|Lee, Susie -|
|Donehower, Lawrencea -|
|Herron, Alan -|
|Moore, David -|
|Fu, Loning -|
Submitted to: PLoS One
Publication Type: Peer Reviewed Journal
Publication Acceptance Date: May 11, 2010
Publication Date: June 7, 2010
Citation: Lee, S., Donehower, L., Herron, A.J., Moore, D.D., Fu, L. 2010. Disrupting circadian homeostasis of sympathetic signaling promotes tumor development in mice. Available: http://www.plosone.org/article/info%3Adoi%2F10.1371%2Fjournal.pone.0010995 Interpretive Summary: Recent studies have revealed that disruption of circadian rhythm increases tumor development in both humans and animal models. However, it remains unclear why disruption of circadian rhythm may lead to tumorigenesis. We have found recently, that the circadian clock controls the homeostasis of cell proliferation by regulating the activities of key tumor suppressors over a 24 hour period. Loss of function circadian genes in peripheral tissues, or disruption of circadian rhythm by jet-lag both disrupts the homeostasis of extracellular signaling, abolishes the circadian rhythm in cell proliferation, and induces tumor development in mice. Our studies indicate that tumor suppression in vivo is a clock-controlled physiological function, and that frequent disruption of circadian rhythm should be considered as an important tumor promoting factor.

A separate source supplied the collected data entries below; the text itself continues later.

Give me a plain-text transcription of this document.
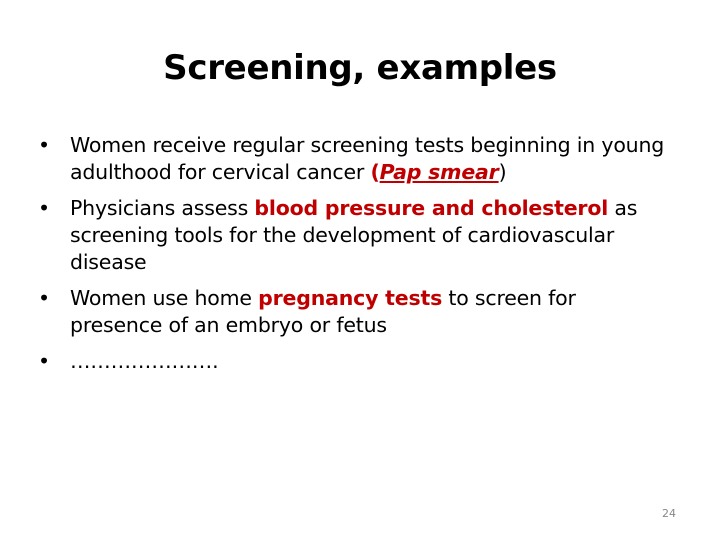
Screening, examples
• Women receive regular screening tests beginning in young adulthood for cervical cancer (Pap smear)
• Physicians assess blood pressure and cholesterol as screening tools for the development of cardiovascular disease
• Women use home pregnancy tests to screen for presence of an embryo or fetus
• ………………….
24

Technical Abstract: Cell proliferation in all rapidly renewing mammalian tissues follows a circadian rhythm that is often disrupted in advanced-stage tumors. Epidemiologic studies have revealed a clear link between disruption of circadian rhythms and cancer development in humans. Mice lacking the circadian genes Period 1 and 2 (Per) or Cryptochrome 1 and 2 (Cry) are deficient in cell cycle regulation and Per2 mutant mice are cancer-prone. However, it remains unclear how circadian rhythm in cell proliferation is generated in vivo and why disruption of circadian rhythm may lead to tumorigenesis.Mice lacking Per1 and 2, Cry1 and 2, or one copy of Bmal1, all show increased spontaneous and radiation-induced tumor development. The neoplastic growth of Per-mutant somatic cells is not controlled cell-autonomously but is dependent upon extracellular mitogenic signals. Among the circadian output pathways, the rhythmic sympathetic signaling plays a key role in the central-peripheral timing mechanism that simultaneously activates the cell cycle clock via AP1-controlled Myc induction and p53 via peripheral clock-controlled ATM activation. Jetlag promptly desynchronizes the central clock-sympatric nerve system -peripheral clock axis, abolishes the peripheral clock-dependent ATM activation, and activates myc oncogenic potential, leading to tumor development in the same organ systems in wild-type and circadian gene-mutant mice Tumor suppression in vivo is a clock-controlled physiological function. The central circadian clock paces extracellular mitogenic signals that drive peripheral clock-controlled expression of key cell cycle and tumor suppressor genes to generate a circadian rhythm in cell proliferation. Frequent disruption of circadian rhythm is an important tumor promoting factor.